José Nêumanne, O Estado de S.Paulo

27 de outubro de 2021 | 03h00

Apesar de ter participado das maiorias de três quintos da Câmara dos Deputados para depor presidentes legitimamente eleitos pelo povo como ele – Collor e Dilma –, Bolsonaro agora apela à compra do voto popular como argumento de peso para manter a Bic do poder em 2022. Nada surpreendente para um capitão-terrorista que obteve a cumplicidade de oito contra quatro juízes do Superior Tribunal Militar (STM) e foi inocentado num julgamento em que apresentou como provas a seu favor dois laudos sem conclusão. Está escrito no livro O Cadete e o Capitão, de Luiz Maklouf de Carvalho: atestada por dois laudos sua autoria do plano de bombardear quartéis e a adutora do Guandu, a culpa foi negada com base no princípio de Direito romano de que a dúvida inocenta o réu. A decisão estapafúrdia o manteve na dependência do erário para garantir mandatos e foro privilegiado para ele (por 33 anos e dez meses) e três descendentes.

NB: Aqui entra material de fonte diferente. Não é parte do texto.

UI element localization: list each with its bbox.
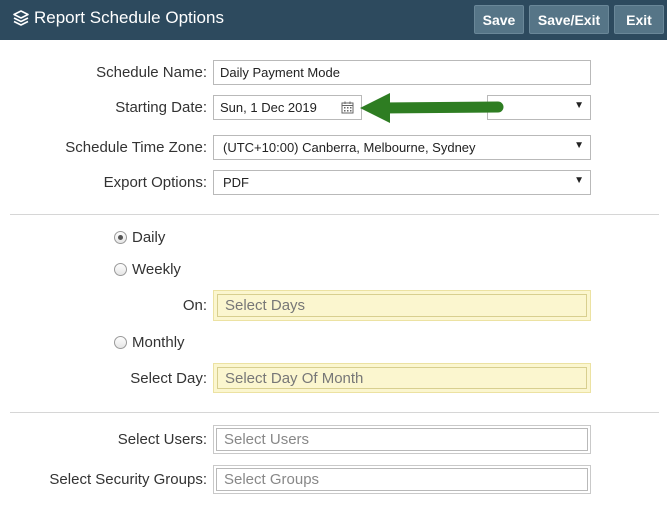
on-label: On: <box>182 297 207 314</box>
divider <box>10 214 659 215</box>
save-button[interactable]: Save <box>474 5 524 34</box>
security-groups-label: Select Security Groups: <box>49 471 207 488</box>
green-arrow-icon <box>358 92 506 131</box>
page-title-text: Report Schedule Options <box>34 8 224 27</box>
select-day-label: Select Day: <box>130 370 207 387</box>
daily-option[interactable]: Daily <box>114 229 165 246</box>
weekly-radio[interactable] <box>114 263 127 276</box>
export-options-value: PDF <box>223 175 249 190</box>
time-zone-select[interactable]: (UTC+10:00) Canberra, Melbourne, Sydney … <box>213 135 591 160</box>
chevron-down-icon: ▼ <box>574 100 584 111</box>
monthly-label: Monthly <box>132 334 185 351</box>
select-days-input[interactable]: Select Days <box>217 294 587 317</box>
daily-label: Daily <box>132 229 166 246</box>
daily-radio[interactable] <box>114 231 127 244</box>
select-groups-input[interactable]: Select Groups <box>216 468 588 491</box>
layers-icon <box>12 9 30 27</box>
select-groups-field[interactable]: Select Groups <box>213 465 591 494</box>
chevron-down-icon: ▼ <box>574 175 584 186</box>
starting-date-value: Sun, 1 Dec 2019 <box>220 100 317 115</box>
monthly-radio[interactable] <box>114 336 127 349</box>
starting-date-label: Starting Date: <box>115 99 207 116</box>
exit-button[interactable]: Exit <box>614 5 664 34</box>
time-zone-value: (UTC+10:00) Canberra, Melbourne, Sydney <box>223 140 476 155</box>
select-day-field[interactable]: Select Day Of Month <box>213 363 591 393</box>
select-users-field[interactable]: Select Users <box>213 425 591 454</box>
schedule-name-input[interactable]: Daily Payment Mode <box>213 60 591 85</box>
export-options-select[interactable]: PDF ▼ <box>213 170 591 195</box>
header-bar: Report Schedule Options Save Save/Exit E… <box>0 0 667 40</box>
monthly-option[interactable]: Monthly <box>114 334 185 351</box>
weekly-option[interactable]: Weekly <box>114 261 181 278</box>
weekly-label: Weekly <box>132 261 181 278</box>
select-users-label: Select Users: <box>117 431 207 448</box>
select-days-field[interactable]: Select Days <box>213 290 591 321</box>
select-users-input[interactable]: Select Users <box>216 428 588 451</box>
schedule-name-label: Schedule Name: <box>96 64 207 81</box>
export-options-label: Export Options: <box>103 174 207 191</box>
divider <box>10 412 659 413</box>
chevron-down-icon: ▼ <box>574 140 584 151</box>
starting-date-input[interactable]: Sun, 1 Dec 2019 <box>213 95 362 120</box>
page-title: Report Schedule Options <box>12 8 224 28</box>
save-exit-button[interactable]: Save/Exit <box>529 5 609 34</box>
time-zone-label: Schedule Time Zone: <box>65 139 207 156</box>
calendar-icon[interactable] <box>341 101 354 117</box>
select-day-input[interactable]: Select Day Of Month <box>217 367 587 389</box>
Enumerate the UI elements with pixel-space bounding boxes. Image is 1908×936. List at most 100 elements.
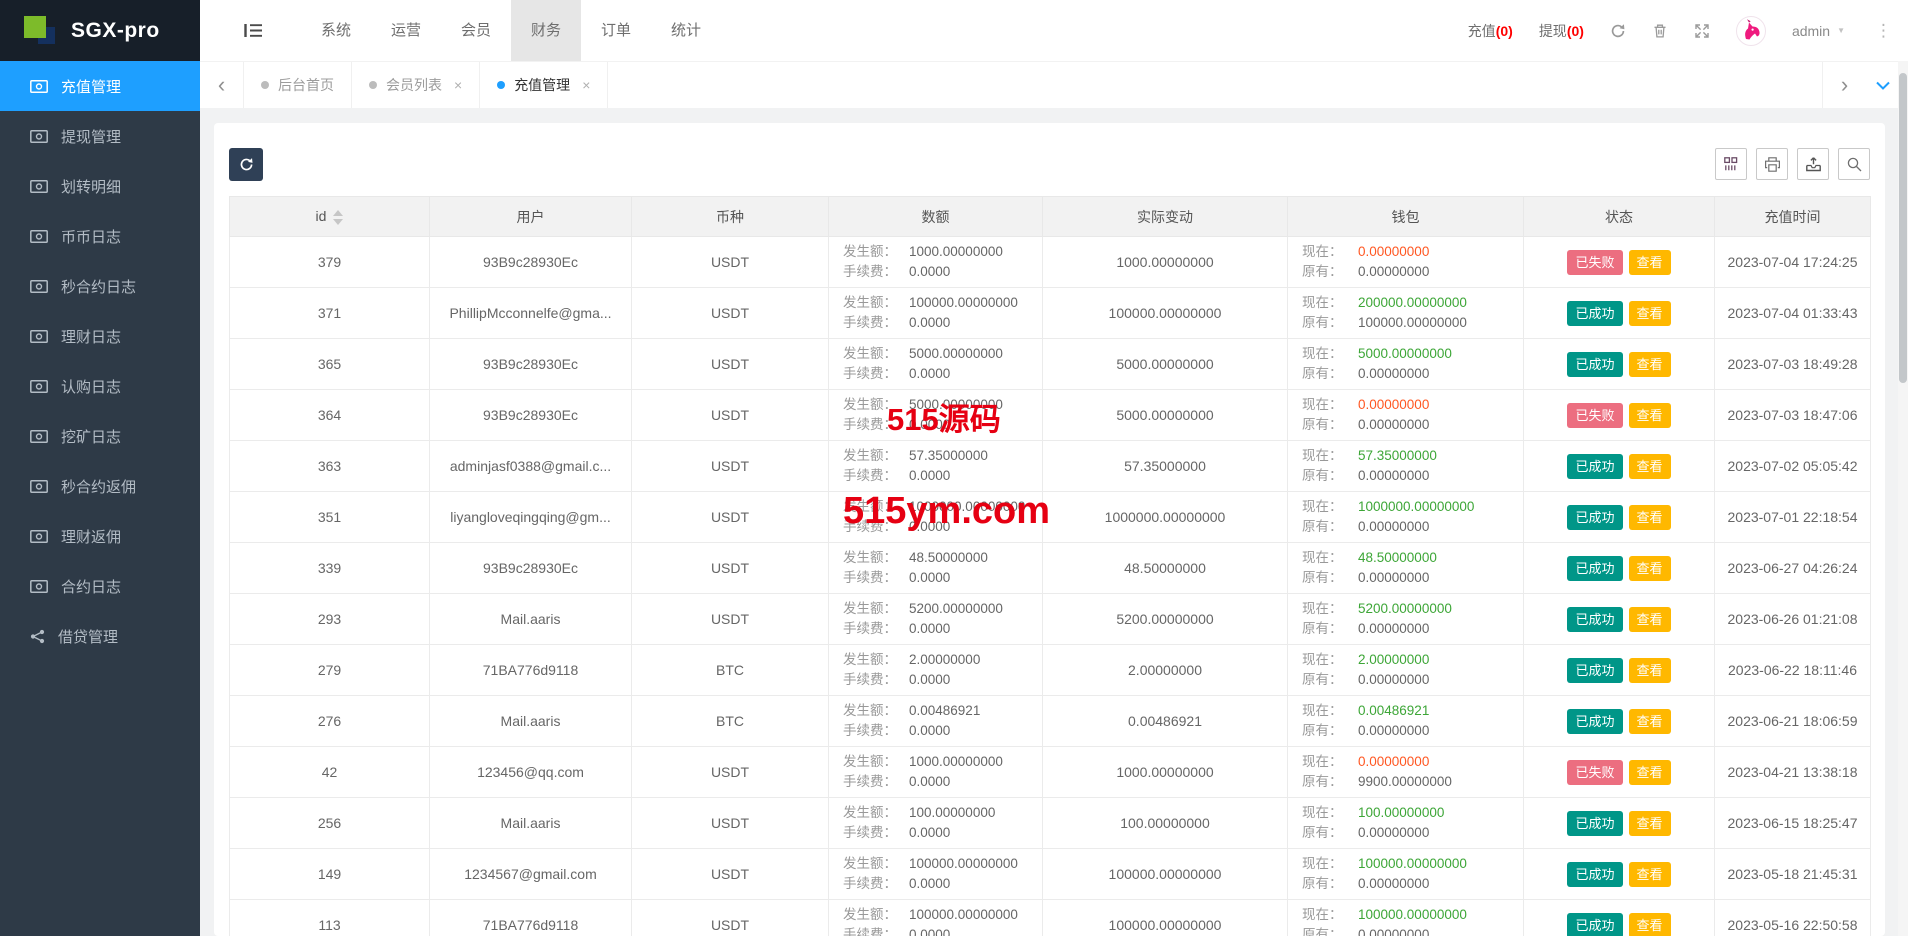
view-button[interactable]: 查看: [1629, 403, 1671, 428]
search-button[interactable]: [1838, 148, 1870, 180]
scrollbar-thumb[interactable]: [1899, 73, 1907, 383]
money-icon: [30, 280, 48, 293]
cell-status: 已失败查看: [1524, 747, 1715, 798]
fullscreen-icon[interactable]: [1694, 23, 1710, 39]
nav-item-3[interactable]: 财务: [511, 0, 581, 61]
table-row: 293Mail.aarisUSDT发生额：5200.00000000手续费：0.…: [230, 594, 1871, 645]
cell-id: 363: [230, 441, 430, 492]
tab-0[interactable]: 后台首页: [244, 62, 352, 108]
recharge-counter[interactable]: 充值(0): [1468, 21, 1513, 41]
sidebar-item-5[interactable]: 理财日志: [0, 311, 200, 361]
view-button[interactable]: 查看: [1629, 862, 1671, 887]
status-badge: 已失败: [1567, 760, 1622, 785]
cell-amount: 发生额：57.35000000手续费：0.0000: [829, 441, 1043, 492]
sidebar-item-0[interactable]: 充值管理: [0, 61, 200, 111]
sidebar-item-11[interactable]: 借贷管理: [0, 611, 200, 661]
main-content: id用户币种数额实际变动钱包状态充值时间 37993B9c28930EcUSDT…: [200, 108, 1908, 936]
view-button[interactable]: 查看: [1629, 454, 1671, 479]
cell-status: 已失败查看: [1524, 390, 1715, 441]
sidebar-item-3[interactable]: 币币日志: [0, 211, 200, 261]
cell-id: 276: [230, 696, 430, 747]
page-scrollbar[interactable]: [1898, 61, 1908, 936]
cell-actual-change: 5000.00000000: [1043, 339, 1288, 390]
cell-coin: USDT: [632, 849, 829, 900]
table-row: 37993B9c28930EcUSDT发生额：1000.00000000手续费：…: [230, 237, 1871, 288]
withdraw-counter[interactable]: 提现(0): [1539, 21, 1584, 41]
columns-filter-button[interactable]: [1715, 148, 1747, 180]
view-button[interactable]: 查看: [1629, 811, 1671, 836]
withdraw-count: (0): [1567, 23, 1584, 39]
avatar[interactable]: [1736, 16, 1766, 46]
sidebar-item-2[interactable]: 划转明细: [0, 161, 200, 211]
export-button[interactable]: [1797, 148, 1829, 180]
withdraw-label: 提现: [1539, 23, 1567, 39]
nav-item-5[interactable]: 统计: [651, 0, 721, 61]
tab-close-icon[interactable]: ×: [582, 77, 590, 93]
nav-item-2[interactable]: 会员: [441, 0, 511, 61]
refresh-icon[interactable]: [1610, 23, 1626, 39]
sidebar-item-9[interactable]: 理财返佣: [0, 511, 200, 561]
header-right: 充值(0) 提现(0) admin ▼ ⋮: [1468, 16, 1908, 46]
sidebar-item-6[interactable]: 认购日志: [0, 361, 200, 411]
view-button[interactable]: 查看: [1629, 658, 1671, 683]
money-icon: [30, 430, 48, 443]
sidebar-item-label: 挖矿日志: [61, 426, 121, 447]
sidebar-item-1[interactable]: 提现管理: [0, 111, 200, 161]
cell-status: 已成功查看: [1524, 339, 1715, 390]
sidebar-item-8[interactable]: 秒合约返佣: [0, 461, 200, 511]
view-button[interactable]: 查看: [1629, 709, 1671, 734]
view-button[interactable]: 查看: [1629, 250, 1671, 275]
view-button[interactable]: 查看: [1629, 760, 1671, 785]
cell-time: 2023-07-02 05:05:42: [1715, 441, 1871, 492]
cell-id: 379: [230, 237, 430, 288]
status-badge: 已成功: [1567, 607, 1622, 632]
col-header-充值时间: 充值时间: [1715, 197, 1871, 237]
cell-wallet: 现在：5200.00000000原有：0.00000000: [1288, 594, 1524, 645]
cell-coin: USDT: [632, 390, 829, 441]
money-icon: [30, 130, 48, 143]
collapse-menu-icon[interactable]: [244, 23, 263, 38]
tabs-scroll-right-icon[interactable]: ›: [1822, 62, 1866, 108]
tabs-scroll-left-icon[interactable]: ‹: [200, 62, 244, 108]
table-row: 27971BA776d9118BTC发生额：2.00000000手续费：0.00…: [230, 645, 1871, 696]
cell-coin: USDT: [632, 339, 829, 390]
col-header-实际变动: 实际变动: [1043, 197, 1288, 237]
tab-close-icon[interactable]: ×: [454, 77, 462, 93]
cell-user: Mail.aaris: [430, 798, 632, 849]
sort-icon[interactable]: [333, 210, 343, 225]
cell-user: 93B9c28930Ec: [430, 543, 632, 594]
tab-1[interactable]: 会员列表×: [352, 62, 480, 108]
nav-item-4[interactable]: 订单: [581, 0, 651, 61]
cell-time: 2023-07-04 01:33:43: [1715, 288, 1871, 339]
view-button[interactable]: 查看: [1629, 505, 1671, 530]
sidebar-item-4[interactable]: 秒合约日志: [0, 261, 200, 311]
cell-wallet: 现在：100.00000000原有：0.00000000: [1288, 798, 1524, 849]
view-button[interactable]: 查看: [1629, 301, 1671, 326]
money-icon: [30, 230, 48, 243]
table-row: 256Mail.aarisUSDT发生额：100.00000000手续费：0.0…: [230, 798, 1871, 849]
nav-item-0[interactable]: 系统: [301, 0, 371, 61]
cell-wallet: 现在：0.00000000原有：9900.00000000: [1288, 747, 1524, 798]
view-button[interactable]: 查看: [1629, 607, 1671, 632]
view-button[interactable]: 查看: [1629, 352, 1671, 377]
cell-amount: 发生额：100000.00000000手续费：0.0000: [829, 900, 1043, 936]
cell-status: 已成功查看: [1524, 696, 1715, 747]
cell-actual-change: 48.50000000: [1043, 543, 1288, 594]
sidebar-item-10[interactable]: 合约日志: [0, 561, 200, 611]
view-button[interactable]: 查看: [1629, 913, 1671, 936]
cell-amount: 发生额：1000.00000000手续费：0.0000: [829, 237, 1043, 288]
more-menu-icon[interactable]: ⋮: [1871, 21, 1896, 41]
trash-icon[interactable]: [1652, 23, 1668, 39]
cell-status: 已成功查看: [1524, 543, 1715, 594]
tabs-dropdown-icon[interactable]: [1866, 62, 1900, 108]
refresh-table-button[interactable]: [229, 148, 263, 181]
print-button[interactable]: [1756, 148, 1788, 180]
sidebar-item-7[interactable]: 挖矿日志: [0, 411, 200, 461]
view-button[interactable]: 查看: [1629, 556, 1671, 581]
cell-time: 2023-06-26 01:21:08: [1715, 594, 1871, 645]
nav-item-1[interactable]: 运营: [371, 0, 441, 61]
tab-2[interactable]: 充值管理×: [480, 62, 608, 108]
col-header-id[interactable]: id: [230, 197, 430, 237]
admin-menu[interactable]: admin ▼: [1792, 23, 1845, 39]
cell-time: 2023-07-04 17:24:25: [1715, 237, 1871, 288]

Parlamentar por 30 anos, ele desfraldou a bandeira do aumento de soldo. Na eleição de 2018, agregou à retórica sindicalista a favor de assassinos de farda (excludente de ilicitude, armamentismo e privilégios de carreira) três bandeiras de apelo majoritário nestes oito anos: o antipetismo, o combate à corrupção e o neoliberalismo econômico. Para tanto, teve de incorporar dois estranhos a seu ninho de filhotes amestrados: o ex-juiz Sérgio Moro e o economista, em teoria da escola de Chicago, Paulo Guedes. No projeto de broca sem plantio e ganho sem trabalho, esmerou-se em expelir o acréscimo ao discurso do “se gritar pega ladrão, não fica um, meu irmão” do atual fâmulo general Augusto Heleno, golpista desde o penúltimo governo militar. Sua escalada de traições começou pela substituição na pasta da Justiça do símbolo da Lava Jato por um delegado de estimação da famiglia. Livrando-se de Moro, achou que garantiria o favoritismo em 2022 e facilitaria o adversário ideal para o hipotético segundo turno, Lula.

Mas, em vez da pedra de Drummond, no meio de seu caminho tinha um vírus. E este se encarregou de embaralhar as cartas do buraco. Escolado no papel de camelô de óleo de cobra em feira livre, que treinou com a pílula do câncer e aperfeiçoou com a cloroquina, criou a polarização entre economia e vida, como se produção e consumo dependessem de robôs. A exemplo das redes de intrigas, insultos e mentiras manipuladas pelo filhote zero-dois, Carlos, no “gabinete do ódio” do Palácio do Planalto, onde este exerce mandato de vereador no Rio.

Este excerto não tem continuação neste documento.